The cars will feature a lightweight design and rotors that fold away, so that the vehicles can be driven on roads before and after flight. With a number of safety features, including parachutes, each vehicle will cost less than 1 million yuan ($156,400), the company said.
Globally, some 250 companies are developing and producing flying vehicles, and the list is growing, according to a report by consultancy McKinsey.
Robin Riedel, a McKinsey partner, said the flying cars sector has existed for more than a decade, and the "convergence of several trends "has led to increased interest in it.
"First, on-demand services have changed the way we think about mobility. Second, there's a focus on sustainability, which these vehicles support. Third, there's a lot of funding available from investors who want to be a part of the next big thing," Riedel said.
HT Aero, which last month raised $500 million in its latest financing round, is now valued at more than $1 billion. Startup Joby Aviation, based in the United States, went public on the New York Stock Exchange in August, while Lilium, headquartered in Germany, is also planning a flotation.

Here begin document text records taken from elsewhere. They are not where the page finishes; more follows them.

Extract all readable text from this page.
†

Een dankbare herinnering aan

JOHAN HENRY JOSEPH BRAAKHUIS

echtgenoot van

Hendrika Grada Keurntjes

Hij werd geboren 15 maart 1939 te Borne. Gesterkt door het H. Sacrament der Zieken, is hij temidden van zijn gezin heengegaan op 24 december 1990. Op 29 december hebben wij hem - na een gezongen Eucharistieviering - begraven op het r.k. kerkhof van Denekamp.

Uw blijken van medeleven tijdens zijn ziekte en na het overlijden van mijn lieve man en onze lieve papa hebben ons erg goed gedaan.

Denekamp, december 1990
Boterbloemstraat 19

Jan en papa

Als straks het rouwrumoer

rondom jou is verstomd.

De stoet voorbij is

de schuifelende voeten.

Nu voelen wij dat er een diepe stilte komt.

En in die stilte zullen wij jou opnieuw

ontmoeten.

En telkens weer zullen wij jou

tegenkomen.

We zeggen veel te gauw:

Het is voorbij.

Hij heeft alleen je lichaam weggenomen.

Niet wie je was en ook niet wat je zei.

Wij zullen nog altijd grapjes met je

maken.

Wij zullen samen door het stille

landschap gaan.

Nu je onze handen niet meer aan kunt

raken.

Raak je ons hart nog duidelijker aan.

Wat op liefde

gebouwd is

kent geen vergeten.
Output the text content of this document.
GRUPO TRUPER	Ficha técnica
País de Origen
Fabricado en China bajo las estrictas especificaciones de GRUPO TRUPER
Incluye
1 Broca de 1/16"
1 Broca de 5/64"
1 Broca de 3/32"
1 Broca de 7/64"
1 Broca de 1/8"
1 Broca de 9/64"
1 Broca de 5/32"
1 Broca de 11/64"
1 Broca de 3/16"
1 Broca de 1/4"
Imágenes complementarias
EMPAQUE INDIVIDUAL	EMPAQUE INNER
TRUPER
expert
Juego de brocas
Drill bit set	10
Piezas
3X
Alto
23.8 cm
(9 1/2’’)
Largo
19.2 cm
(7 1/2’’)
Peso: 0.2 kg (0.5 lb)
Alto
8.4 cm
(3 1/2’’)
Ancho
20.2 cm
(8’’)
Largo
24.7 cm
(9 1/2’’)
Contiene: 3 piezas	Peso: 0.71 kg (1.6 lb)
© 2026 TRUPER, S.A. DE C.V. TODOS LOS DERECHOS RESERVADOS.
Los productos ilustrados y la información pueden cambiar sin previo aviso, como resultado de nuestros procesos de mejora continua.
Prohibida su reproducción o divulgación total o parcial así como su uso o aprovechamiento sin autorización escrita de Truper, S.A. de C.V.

The emerging flying vehicles sector, which is now viewed as a serious solution to urban traffic congestion and a new alternative to personal mobility in cities, is expected to grow into a market valued at $1 trillion by 2040 and $9 trillion by 2050, according to global financial services company Morgan Stanley.
Flying vehicles are typically about the size of ordinary ones, or slightly larger. Featuring rotors, or wings and rotors, most of them will fly at speeds of 100 to 300 kilometers per hour and carry several passengers.
Powered by batteries, the cars have less complicated parts than ordinary vehicles, and are safer than light aircraft such as helicopters. Without traditional engines, they are quieter and are also expected to be cheaper.
Fabien Nestmann, vice-president of public affairs at Volocopter, a company based in Germany that focuses on making flying an option for everyone and on reinventing mobility in urban areas, said: "We don't want this to be a toy for the wealthy, but part of a well-integrated journey for anyone in an urban area. Everyone should have the option to walk, be driven, cycle, or fly."
Established in 2011, Volocopter is one of the world's first flying vehicle companies. In 2019, Chinese carmaker Geely, Mercedes's parent company Daimler and others invested 500 million euros ($564.8 million) in the startup in an effort to bring its flying cars to China.
In September, Volocopter and Geely built a joint venture in Chengdu, capital of Sichuan province, to produce flying vehicles and parts.
Volocopter said the joint venture has also signed a deal to buy 150 flying vehicles from the company.
The partnership is aimed at bringing urban air mobility to China in the next three to five years, which Volocopter CEO Florian Reuter views as "the biggest single market opportunity for the urban air mobility industry".
No details have been given on how the Chinese market will be explored, but Volocopter has already worked out a schedule for Rome, the Italian capital, with the support of local airport operator Aeroporti di Roma and its main shareholder Atlantia.
This month, the startup said that by 2025 it would offer a 20-minute flying taxi service between Rome's Fiumicino airport and the city center.
The company said it still needs to finalize related flight regulations and develop "vertiports" for air taxis to take off and land vertically.
The flying taxi to be used in Rome, the VoloCity, has 18 independent rotors and can travel at a maximum speed of 110 kph for 35 minutes.
Initially, the vehicle will carry the pilot and one passenger, but will take two passengers when it can fly autonomously.
It has a payload of 200 kilograms, including passengers and luggage. Once a flight is completed, the lithium-ion batteries can be replaced within five minutes, allowing for a quick turnaround.
According to local news reports, the planned 20-minute flying taxi ride from Fiumicino airport to the city center will cost 140 euros, compared with a taxi fare of 48 euros, or 14 euros for the 32-minute train journey.
In addition to startups, established car giants are getting serious about the market in the sky.
South Korean carmaker Hyundai Motor is developing a flying car with Uber. Powered by batteries, it will carry up to six people to and from airports from highly congested urban centers.
Jose Munoz, the company's global chief operating officer, said urban air taxis would be operating at major airports in the US by 2025.
"We see this market as a significant growth opportunity," Munoz said, adding that he is highly confident about development of the technology.